Kat grins. The sentiment makes her happy, so matter-of-fact and simple, so accepting when everything with her own parents is a constant struggle. But she’s not sure she believes it. It would be nice to believe.

Madame Love Rawlins asks about her plans and Kat tells her about the job she’s accepted in Canada, how she’s going to drive to Toronto to visit friends for a few days before continuing on. The friends are a fiction invented to sound less like the truth of exploring an unfamiliar city solo but Madame Love Rawlins withholds comment. Kat mentions virtual reality and once she gets to the subject of scent Madame Love Rawlins brings out her collection of hand-blended perfume oils and they sniff bottles while discussing memory and aromatherapy.

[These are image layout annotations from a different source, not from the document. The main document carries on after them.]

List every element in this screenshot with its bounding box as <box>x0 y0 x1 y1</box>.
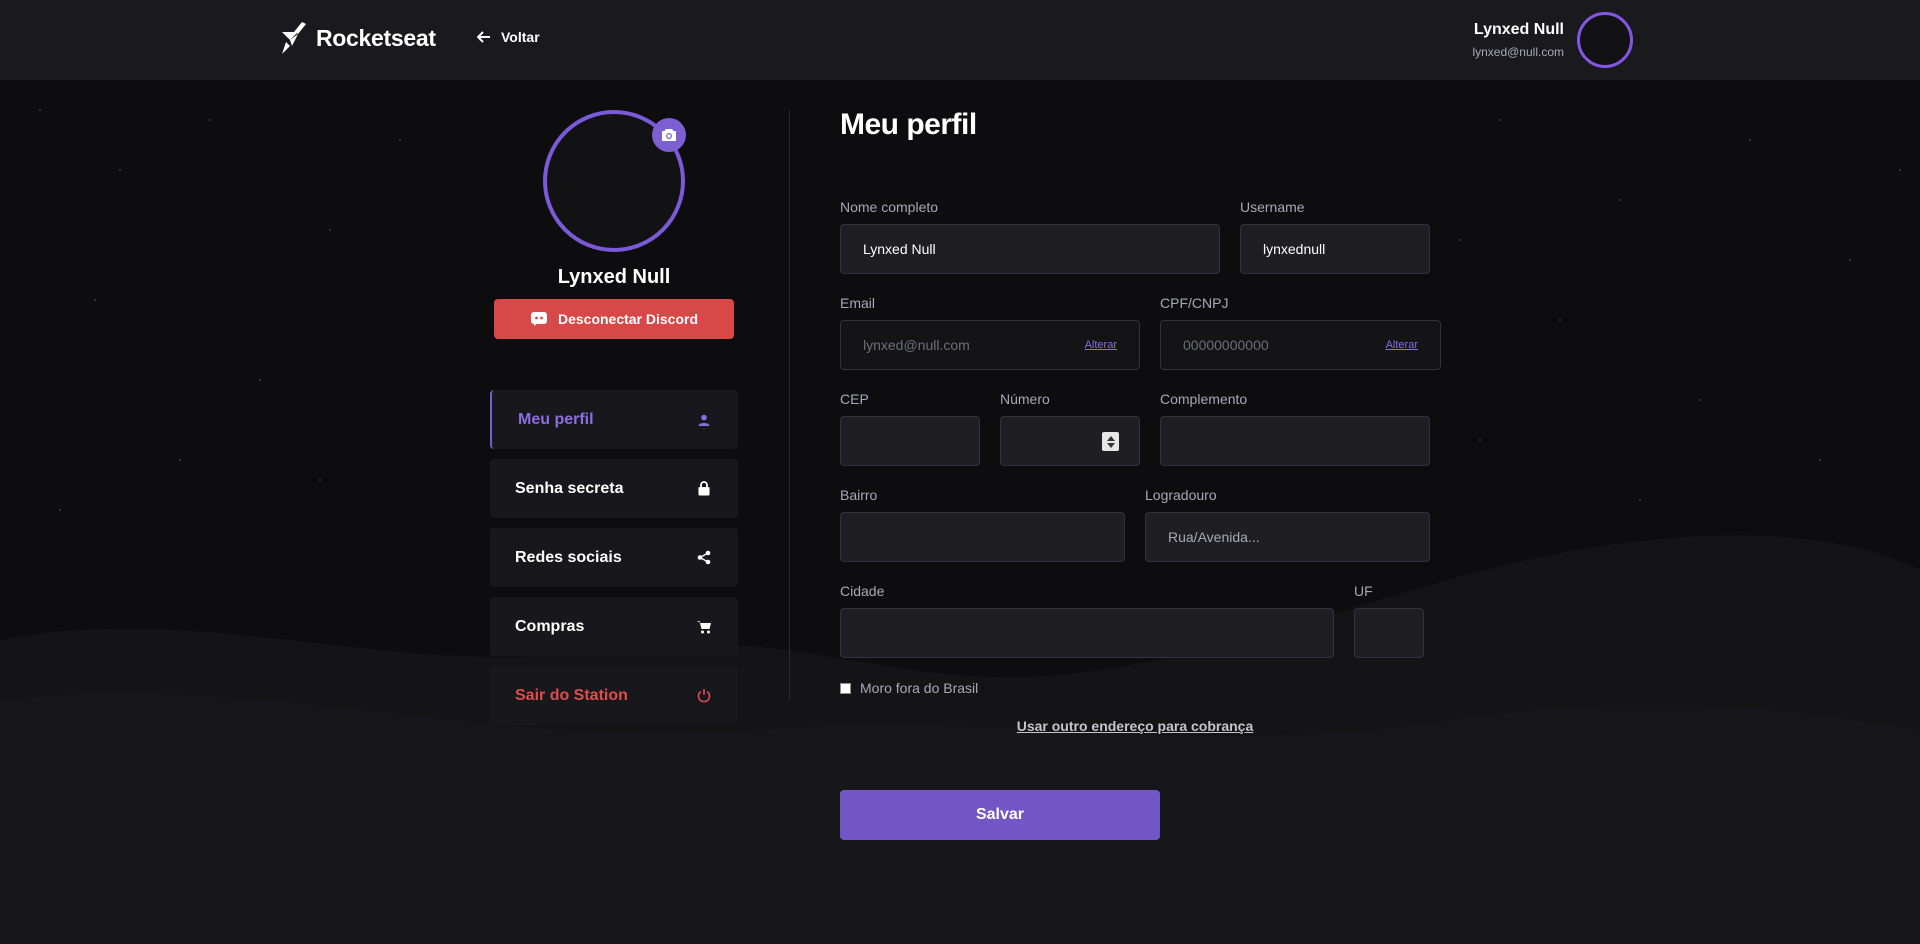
page-title: Meu perfil <box>840 108 977 141</box>
discord-button-label: Desconectar Discord <box>557 311 699 327</box>
menu-item-label: Sair do Station <box>515 686 628 704</box>
username-value: lynxednull <box>1263 241 1326 257</box>
cep-field: CEP <box>840 391 980 466</box>
logradouro-input[interactable]: Rua/Avenida... <box>1145 512 1430 562</box>
username-label: Username <box>1240 199 1305 215</box>
section-divider <box>789 110 790 700</box>
menu-item-label: Compras <box>515 617 585 635</box>
full-name-label: Nome completo <box>840 199 939 215</box>
menu-item-meu-perfil[interactable]: Meu perfil <box>490 390 738 449</box>
bairro-input[interactable] <box>840 512 1125 562</box>
full-name-input[interactable]: Lynxed Null <box>840 224 1220 274</box>
cart-icon <box>696 619 712 635</box>
menu-item-compras[interactable]: Compras <box>490 597 738 656</box>
header-user-name: Lynxed Null <box>1473 21 1564 38</box>
profile-name: Lynxed Null <box>557 266 671 288</box>
menu-item-label: Senha secreta <box>515 479 624 497</box>
logradouro-placeholder: Rua/Avenida... <box>1168 529 1260 545</box>
bairro-field: Bairro <box>840 487 1125 562</box>
numero-label: Número <box>1000 391 1050 407</box>
logradouro-label: Logradouro <box>1145 487 1217 503</box>
abroad-checkbox[interactable] <box>840 682 851 694</box>
logradouro-field: Logradouro Rua/Avenida... <box>1145 487 1430 562</box>
stepper-up-icon <box>1106 435 1115 441</box>
stepper-down-icon <box>1106 442 1115 448</box>
profile-avatar-wrap <box>543 110 686 252</box>
discord-icon <box>530 312 547 326</box>
change-photo-button[interactable] <box>652 118 686 152</box>
number-stepper[interactable] <box>1102 432 1119 451</box>
full-name-field: Nome completo Lynxed Null <box>840 199 1220 274</box>
cidade-label: Cidade <box>840 583 885 599</box>
uf-input[interactable] <box>1354 608 1424 658</box>
menu-item-label: Redes sociais <box>515 548 622 566</box>
save-button[interactable]: Salvar <box>840 790 1160 840</box>
cpf-label: CPF/CNPJ <box>1160 295 1229 311</box>
username-field: Username lynxednull <box>1240 199 1430 274</box>
header-user-email: lynxed@null.com <box>1472 45 1564 59</box>
share-icon <box>696 550 712 566</box>
back-label: Voltar <box>501 29 540 45</box>
complemento-input[interactable] <box>1160 416 1430 466</box>
full-name-value: Lynxed Null <box>863 241 936 257</box>
cep-input[interactable] <box>840 416 980 466</box>
abroad-checkbox-label: Moro fora do Brasil <box>860 680 979 696</box>
arrow-left-icon <box>477 31 490 43</box>
profile-form: Meu perfil Nome completo Lynxed Null Use… <box>840 108 1441 840</box>
uf-field: UF <box>1354 583 1424 658</box>
cpf-placeholder: 00000000000 <box>1183 337 1269 353</box>
top-bar: Rocketseat Voltar Lynxed Null lynxed@nul… <box>0 0 1920 80</box>
brand-logo[interactable]: Rocketseat <box>276 20 436 56</box>
menu-item-label: Meu perfil <box>518 410 594 428</box>
brand-name: Rocketseat <box>316 24 436 51</box>
abroad-checkbox-row: Moro fora do Brasil <box>840 680 978 696</box>
numero-field: Número <box>1000 391 1140 466</box>
disconnect-discord-button[interactable]: Desconectar Discord <box>494 299 734 339</box>
email-placeholder: lynxed@null.com <box>863 337 970 353</box>
cidade-field: Cidade <box>840 583 1334 658</box>
header-avatar[interactable] <box>1577 12 1633 68</box>
user-icon <box>696 412 712 428</box>
change-cpf-link[interactable]: Alterar <box>1386 339 1418 351</box>
uf-label: UF <box>1354 583 1373 599</box>
rocket-icon <box>282 22 306 54</box>
menu-item-sair[interactable]: Sair do Station <box>490 666 738 725</box>
alternate-billing-link[interactable]: Usar outro endereço para cobrança <box>840 718 1430 734</box>
power-icon <box>696 688 712 704</box>
complemento-label: Complemento <box>1160 391 1248 407</box>
camera-icon <box>662 129 676 141</box>
email-field: Email lynxed@null.com Alterar <box>840 295 1140 370</box>
header-user-info: Lynxed Null lynxed@null.com <box>1472 21 1564 59</box>
change-email-link[interactable]: Alterar <box>1085 339 1117 351</box>
cpf-field: CPF/CNPJ 00000000000 Alterar <box>1160 295 1441 370</box>
cidade-input[interactable] <box>840 608 1334 658</box>
username-input[interactable]: lynxednull <box>1240 224 1430 274</box>
complemento-field: Complemento <box>1160 391 1430 466</box>
menu-item-redes-sociais[interactable]: Redes sociais <box>490 528 738 587</box>
numero-input[interactable] <box>1000 416 1140 466</box>
cpf-input[interactable]: 00000000000 Alterar <box>1160 320 1441 370</box>
email-input[interactable]: lynxed@null.com Alterar <box>840 320 1140 370</box>
menu-item-senha-secreta[interactable]: Senha secreta <box>490 459 738 518</box>
back-link[interactable]: Voltar <box>477 29 540 45</box>
profile-menu: Meu perfil Senha secreta Redes sociais C… <box>490 390 738 735</box>
email-label: Email <box>840 295 876 311</box>
bairro-label: Bairro <box>840 487 878 503</box>
cep-label: CEP <box>840 391 869 407</box>
lock-icon <box>696 481 712 497</box>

They unload Zachary’s belongings from the sky-blue car together, taking several trips up to one of the spare bedrooms.

Alone in the room after the last trip, Kat takes a folded striped scarf from her bag. In the time since she knit this particular scarf her feelings have changed regarding the sorting of personalities into overly simplified, color-coded house categories but she is still fond of stripes. Next to the scarf she leaves a key-chain flash drive with <3 k. written on it in metallic-silver Sharpie.

Kat takes a bright teal notebook from her bag. She puts it down on the desk but then picks it up again. She looks back toward the stairs, listening to Madame Love Rawlins move from room to room, the rain-like sound of the beaded curtain.

Kat puts the notebook back in her bag. She is not ready to part with it. Not yet.